Kovrig jabbed: Michael Kovrig visited a Toronto pharmacy–to receive a COVID-19 vaccination and an ovation–and a barbershop for a long-overdue haircut. Tom Blackwell has a nice story on the outing in the Post.

No hostage exchange: The sooner Canada dispenses with tales of ‘prisoner swaps’ and ‘diplomatic triangulation,’ the sooner it can have an honest conversation about what this saga revealed, Terry Glavin writes in Maclean’s.

As for how Canadians understand the story, and what lessons we might take from this, it isn’t easy to avoid the unsettling fact that ever since Meng’s December 2018 detention in Vancouver, Beijing’s array of diplomats, emissaries, proxies and friends in high Canadian places played every possible angle to give Beijing what it wanted and just drop the case, ignore the United States, let Meng scurry back to China.

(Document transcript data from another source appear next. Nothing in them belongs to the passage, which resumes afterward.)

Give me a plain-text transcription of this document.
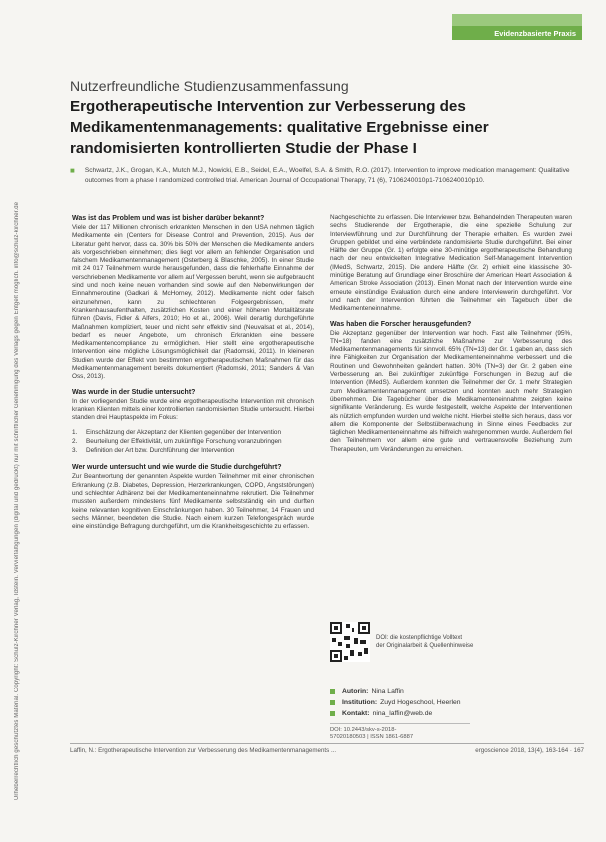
Urheberrechtlich geschütztes Material. Copyright: Schulz-Kirchner Verlag, Idstein. Vervielfältigungen (digital und gedruckt) nur mit schriftlicher Genehmigung des Verlags gegen Entgelt möglich. info@schulz-kirchner.de
Evidenzbasierte Praxis
Nutzerfreundliche Studienzusammenfassung
Ergotherapeutische Intervention zur Verbesserung des Medikamentenmanagements: qualitative Ergebnisse einer randomisierten kontrollierten Studie der Phase I
■	Schwartz, J.K., Grogan, K.A., Mutch M.J., Nowicki, E.B., Seidel, E.A., Woelfel, S.A. & Smith, R.O. (2017). Intervention to improve medication management: Qualitative outcomes from a phase I randomized controlled trial. American Journal of Occupational Therapy, 71 (6), 7106240010p1-7106240010p10.
Was ist das Problem und was ist bisher darüber bekannt?

Viele der 117 Millionen chronisch erkrankten Menschen in den USA nehmen täglich Medikamente ein (Centers for Disease Control and Prevention, 2015). Aus der Literatur geht hervor, dass ca. 30% bis 50% der Menschen die Medikamente anders als vorgeschrieben einnehmen; dies liegt vor allem an fehlender Organisation und falschem Medikamentenmanagement (Osterberg & Blaschke, 2005). In einer Studie mit 24 017 Teilnehmern wurde herausgefunden, dass die fehlerhafte Einnahme der verschriebenen Medikamente vor allem auf Vergessen beruht, wenn sie aufgebraucht sind und noch keine neuen vorhanden sind sowie auf den Nebenwirkungen der Einnahmeroutine (Gadkari & McHorney, 2012). Medikamente nicht oder falsch einzunehmen, kann zu schlechteren Folgeergebnissen, mehr Krankenhausaufenthalten, zusätzlichen Kosten und einer höheren Mortalitätsrate führen (Davis, Fidler & Alfers, 2010; Ho et al., 2006). Weil derartig durchgeführte Maßnahmen kompliziert, teuer und nicht sehr effektiv sind (Neuvalsat et al., 2014), bedarf es neuer Angebote, um chronisch Erkrankten eine bessere Medikamentencompliance zu ermöglichen. Hier stellt eine ergotherapeutische Intervention eine mögliche Lösungsmöglichkeit dar (Radomski, 2011). In kleineren Studien wurde der Effekt von bestimmten ergotherapeutischen Maßnahmen für das Medikamentenmanagement bereits dokumentiert (Radomski, 2011; Sanders & Van Oss, 2013).

Was wurde in der Studie untersucht?

In der vorliegenden Studie wurde eine ergotherapeutische Intervention mit chronisch kranken Klienten mittels einer kontrollierten randomisierten Studie untersucht. Hierbei standen drei Hauptaspekte im Fokus:

1.	Einschätzung der Akzeptanz der Klienten gegenüber der Intervention
2.	Beurteilung der Effektivität, um zukünftige Forschung voranzubringen
3.	Definition der Art bzw. Durchführung der Intervention
Wer wurde untersucht und wie wurde die Studie durchgeführt?

Zur Beantwortung der genannten Aspekte wurden Teilnehmer mit einer chronischen Erkrankung (z.B. Diabetes, Depression, Herzerkrankungen, COPD, Angststörungen) und schlechter Adhärenz bei der Medikamenteneinnahme rekrutiert. Die Teilnehmer mussten außerdem mindestens fünf Medikamente selbstständig ein und durften keine relevanten kognitiven Einschränkungen haben. 30 Teilnehmer, 14 Frauen und sechs Männer, beendeten die Studie. Nach einem kurzen Telefongespräch wurde eine einstündige Befragung durchgeführt, um die Krankheitsgeschichte zu erfassen.

Nachgeschichte zu erfassen. Die Interviewer bzw. Behandelnden Therapeuten waren sechs Studierende der Ergotherapie, die eine spezielle Schulung zur Interviewführung und zur Durchführung der Therapie erhalten. Es wurden zwei Gruppen gebildet und eine verblindete randomisierte Studie durchgeführt. Bei einer Hälfte der Gruppe (Gr. 1) erfolgte eine 30-minütige ergotherapeutische Behandlung nach der neu entwickelten Integrative Medication Self-Management Intervention (IMedS, Schwartz, 2015). Die andere Hälfte (Gr. 2) erhielt eine klassische 30-minütige Beratung auf Grundlage einer Broschüre der American Heart Association & American Stroke Association (2013). Einen Monat nach der Intervention wurde eine erneute einstündige Evaluation durch eine andere Interviewerin durchgeführt. Vor und nach der Intervention führten die Teilnehmer ein Tagebuch über die Medikamenteneinnahme.

Was haben die Forscher herausgefunden?

Die Akzeptanz gegenüber der Intervention war hoch. Fast alle Teilnehmer (95%, TN=18) fanden eine zusätzliche Maßnahme zur Verbesserung des Medikamentenmanagements für sinnvoll. 65% (TN=13) der Gr. 1 gaben an, dass sich ihre Fähigkeiten zur Organisation der Medikamenteneinnahme verbessert und die Routinen und Gewohnheiten geändert hatten. 30% (TN=3) der Gr. 2 gaben eine Verbesserung an. Bei zukünftiger zukünftige Forschungen in Bezug auf die Intervention (IMedS). Außerdem konnten die Teilnehmer der Gr. 1 mehr Strategien zum Medikamentenmanagement umsetzen und konnten auch mehr Strategien übernehmen. Die Tagebücher über die Medikamenteneinnahme zeigten keine signifikante Veränderung. Es wurde festgestellt, welche Aspekte der Interventionen als nützlich empfunden wurden und welche nicht. Hierbei stellte sich heraus, dass vor allem die Komponente der Selbstüberwachung in Sinne eines Feedbacks zur täglichen Medikamenteneinnahme als hilfreich wahrgenommen wurde. Außerdem fiel den Teilnehmern vor allem eine gute und vertrauensvolle Beziehung zum Therapeuten, um Veränderungen zu erreichen.

DOI: die kostenpflichtige Volltext
der Originalarbeit & Quellenhinweise
Autorin: Nina Laffin
Institution: Zuyd Hogeschool, Heerlen
Kontakt: nina_laffin@web.de
DOI: 10.2443/skv-s-2018-
57020180503 | ISSN 1861-6887
Laffin, N.: Ergotherapeutische Intervention zur Verbesserung des Medikamentenmanagements ...	ergoscience 2018, 13(4), 163-164 · 167
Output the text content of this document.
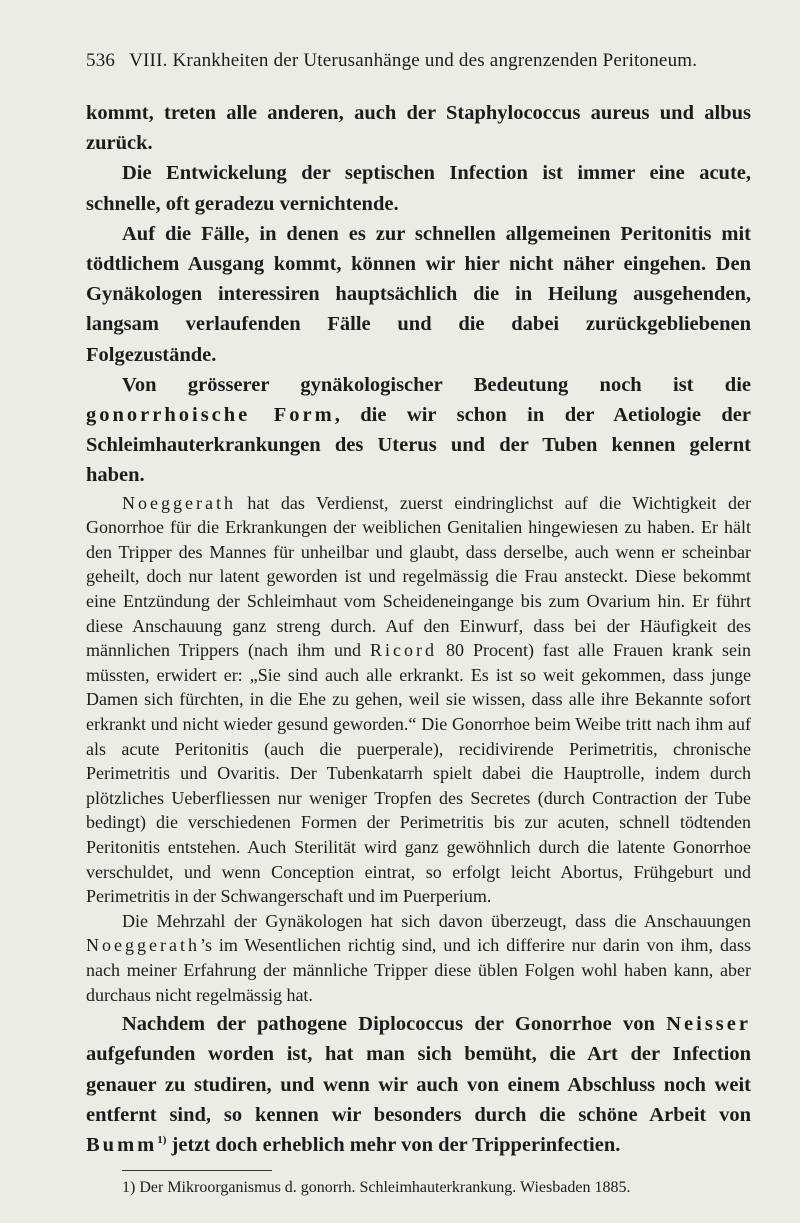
536 VIII. Krankheiten der Uterusanhänge und des angrenzenden Peritoneum.

kommt, treten alle anderen, auch der Staphylococcus aureus und albus zurück.

Die Entwickelung der septischen Infection ist immer eine acute, schnelle, oft geradezu vernichtende.

Auf die Fälle, in denen es zur schnellen allgemeinen Peritonitis mit tödtlichem Ausgang kommt, können wir hier nicht näher eingehen. Den Gynäkologen interessiren hauptsächlich die in Heilung ausgehenden, langsam verlaufenden Fälle und die dabei zurückgebliebenen Folgezustände.

Von grösserer gynäkologischer Bedeutung noch ist die gonorrhoische Form, die wir schon in der Aetiologie der Schleimhauterkrankungen des Uterus und der Tuben kennen gelernt haben.

Noeggerath hat das Verdienst, zuerst eindringlichst auf die Wichtigkeit der Gonorrhoe für die Erkrankungen der weiblichen Genitalien hingewiesen zu haben. Er hält den Tripper des Mannes für unheilbar und glaubt, dass derselbe, auch wenn er scheinbar geheilt, doch nur latent geworden ist und regelmässig die Frau ansteckt. Diese bekommt eine Entzündung der Schleimhaut vom Scheideneingange bis zum Ovarium hin. Er führt diese Anschauung ganz streng durch. Auf den Einwurf, dass bei der Häufigkeit des männlichen Trippers (nach ihm und Ricord 80 Procent) fast alle Frauen krank sein müssten, erwidert er: „Sie sind auch alle erkrankt. Es ist so weit gekommen, dass junge Damen sich fürchten, in die Ehe zu gehen, weil sie wissen, dass alle ihre Bekannte sofort erkrankt und nicht wieder gesund geworden.“ Die Gonorrhoe beim Weibe tritt nach ihm auf als acute Peritonitis (auch die puerperale), recidivirende Perimetritis, chronische Perimetritis und Ovaritis. Der Tubenkatarrh spielt dabei die Hauptrolle, indem durch plötzliches Ueberfliessen nur weniger Tropfen des Secretes (durch Contraction der Tube bedingt) die verschiedenen Formen der Perimetritis bis zur acuten, schnell tödtenden Peritonitis entstehen. Auch Sterilität wird ganz gewöhnlich durch die latente Gonorrhoe verschuldet, und wenn Conception eintrat, so erfolgt leicht Abortus, Frühgeburt und Perimetritis in der Schwangerschaft und im Puerperium.

Die Mehrzahl der Gynäkologen hat sich davon überzeugt, dass die Anschauungen Noeggerath’s im Wesentlichen richtig sind, und ich differire nur darin von ihm, dass nach meiner Erfahrung der männliche Tripper diese üblen Folgen wohl haben kann, aber durchaus nicht regelmässig hat.

Nachdem der pathogene Diplococcus der Gonorrhoe von Neisser aufgefunden worden ist, hat man sich bemüht, die Art der Infection genauer zu studiren, und wenn wir auch von einem Abschluss noch weit entfernt sind, so kennen wir besonders durch die schöne Arbeit von Bumm$^{1)}$ jetzt doch erheblich mehr von der Tripperinfectien.

1) Der Mikroorganismus d. gonorrh. Schleimhauterkrankung. Wiesbaden 1885.
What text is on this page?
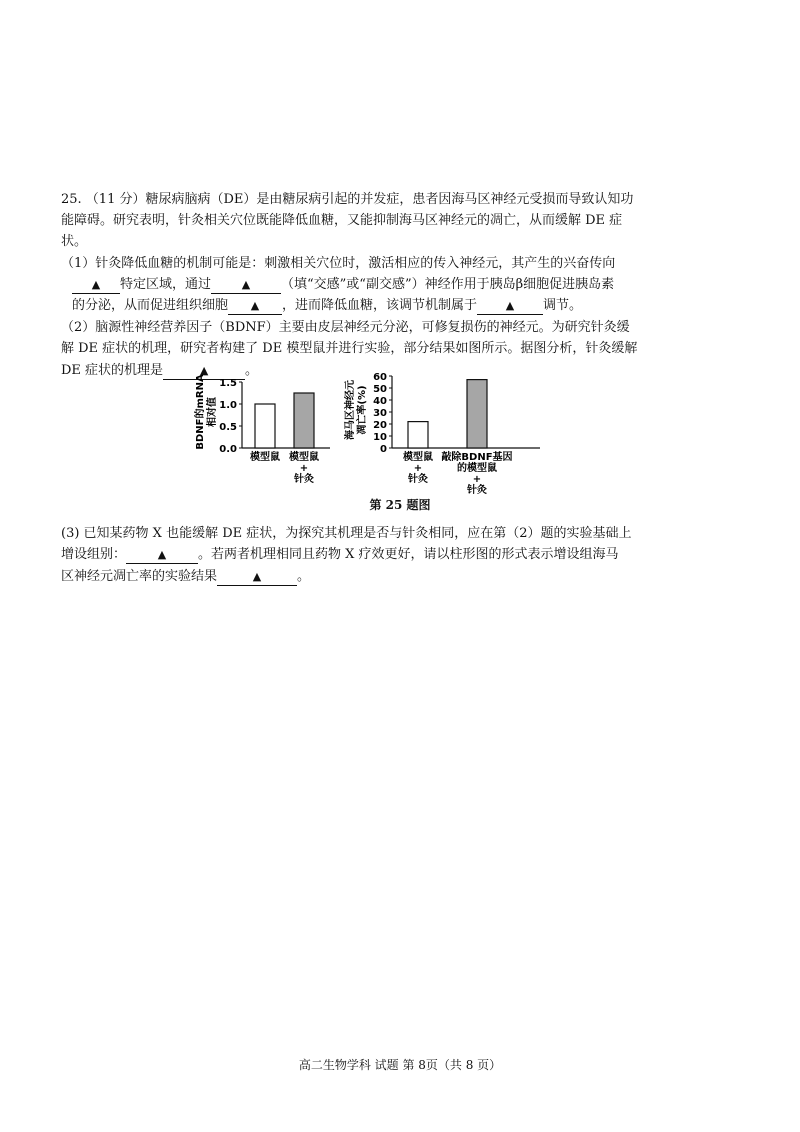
25. （11 分）糖尿病脑病（DE）是由糖尿病引起的并发症，患者因海马区神经元受损而导致认知功
能障碍。研究表明，针灸相关穴位既能降低血糖，又能抑制海马区神经元的凋亡，从而缓解 DE 症
状。
（1）针灸降低血糖的机制可能是：刺激相关穴位时，激活相应的传入神经元，其产生的兴奋传向
▲ 特定区域，通过	▲ （填“交感”或“副交感”）神经作用于胰岛β细胞促进胰岛素
的分泌，从而促进组织细胞 ▲ ，进而降低血糖，该调节机制属于	▲ 调节。
（2）脑源性神经营养因子（BDNF）主要由皮层神经元分泌，可修复损伤的神经元。为研究针灸缓
解 DE 症状的机理，研究者构建了 DE 模型鼠并进行实验，部分结果如图所示。据图分析，针灸缓解
DE 症状的机理是	▲	。
BDNF的mRNA 相对值
1.5
1.0
0.5
0.0
模型鼠 模型鼠
+
针灸
海马区神经元 凋亡率(%)
60
50
40
30
20
10
0
模型鼠
+
针灸
敲除BDNF基因
的模型鼠
+
针灸
第 25 题图
(3) 已知某药物 X 也能缓解 DE 症状，为探究其机理是否与针灸相同，应在第（2）题的实验基础上
增设组别：	▲ 。若两者机理相同且药物 X 疗效更好，请以柱形图的形式表示增设组海马
区神经元凋亡率的实验结果	▲	。
高二生物学科 试题 第 8页（共 8 页）
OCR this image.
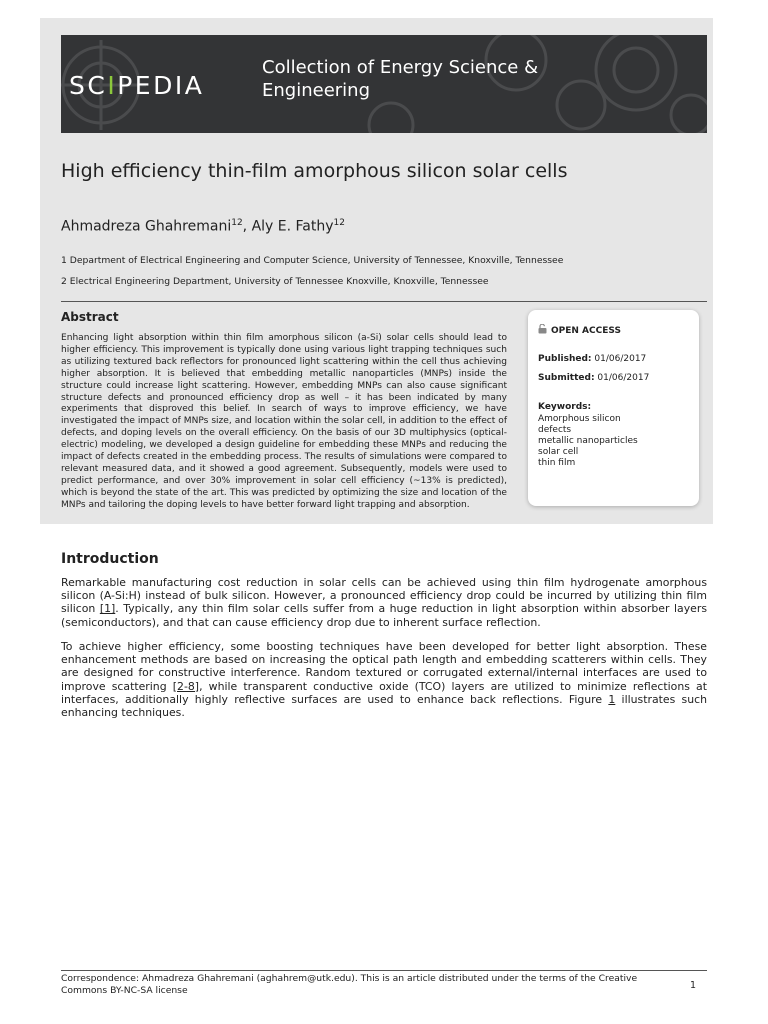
SCIPEDIA
Collection of Energy Science & Engineering
High efficiency thin-film amorphous silicon solar cells
Ahmadreza Ghahremani$^{12}$, Aly E. Fathy$^{12}$
1 Department of Electrical Engineering and Computer Science, University of Tennessee, Knoxville, Tennessee
2 Electrical Engineering Department, University of Tennessee Knoxville, Knoxville, Tennessee
Abstract
Enhancing light absorption within thin film amorphous silicon (a-Si) solar cells should lead to higher efficiency. This improvement is typically done using various light trapping techniques such as utilizing textured back reflectors for pronounced light scattering within the cell thus achieving higher absorption. It is believed that embedding metallic nanoparticles (MNPs) inside the structure could increase light scattering. However, embedding MNPs can also cause significant structure defects and pronounced efficiency drop as well – it has been indicated by many experiments that disproved this belief. In search of ways to improve efficiency, we have investigated the impact of MNPs size, and location within the solar cell, in addition to the effect of defects, and doping levels on the overall efficiency. On the basis of our 3D multiphysics (optical-electric) modeling, we developed a design guideline for embedding these MNPs and reducing the impact of defects created in the embedding process. The results of simulations were compared to relevant measured data, and it showed a good agreement. Subsequently, models were used to predict performance, and over 30% improvement in solar cell efficiency (~13% is predicted), which is beyond the state of the art. This was predicted by optimizing the size and location of the MNPs and tailoring the doping levels to have better forward light trapping and absorption.
OPEN ACCESS
Published: 01/06/2017
Submitted: 01/06/2017
Keywords:
Amorphous silicon
defects
metallic nanoparticles
solar cell
thin film
Introduction
Remarkable manufacturing cost reduction in solar cells can be achieved using thin film hydrogenate amorphous silicon (A-Si:H) instead of bulk silicon. However, a pronounced efficiency drop could be incurred by utilizing thin film silicon [1]. Typically, any thin film solar cells suffer from a huge reduction in light absorption within absorber layers (semiconductors), and that can cause efficiency drop due to inherent surface reflection.
To achieve higher efficiency, some boosting techniques have been developed for better light absorption. These enhancement methods are based on increasing the optical path length and embedding scatterers within cells. They are designed for constructive interference. Random textured or corrugated external/internal interfaces are used to improve scattering [2-8], while transparent conductive oxide (TCO) layers are utilized to minimize reflections at interfaces, additionally highly reflective surfaces are used to enhance back reflections. Figure 1 illustrates such enhancing techniques.
Correspondence: Ahmadreza Ghahremani (aghahrem@utk.edu). This is an article distributed under the terms of the Creative Commons BY-NC-SA license	1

Glavin is not optimistic that the Trudeau government will chart an appropriate course in its dealings with Beijing.

What lessons have we learned? Will we even get around to officially placing Huawei outside the core of Canada’s 5G internet connectivity, following the lead of Canada’s democratic allies? Are we going to stick with Trudeau’s long-term strategy of deeper and more intimate cultural, economic and political ties with China? It’s early innings, but the plan seems to be just getting things back on track, back to “normal.”

Caisse exits oil: The Caisse de dépôt et placement du Québec—Canada’s second-largest pension fund—is selling off its oil-producing assets and setting up a $10-billion fund to decarbonize industrial sectors, the Globe reports.

Housing hot: CMHC has warned the country’s real estate market is overheated, overvalued and at risk of a downturn, the Globe reports.

Consequential election: Veteran columnist Susan Riley has an interesting take on the recent election in the Hill Times, suggesting it could lead to a “momentous” policy shift, “notwithstanding the absence of a radical shift in seats.” She says voters signed on to a progressive agenda in spite of Trudeau’s “robotic, unfocused and insincere-sounding pronouncements throughout the short campaign.”

Not angry: The Canadian Press has some highlights from an interesting Leger post-election survey, which finds that, whatever else we might think about the election, at least most Canadians aren’t angry about it.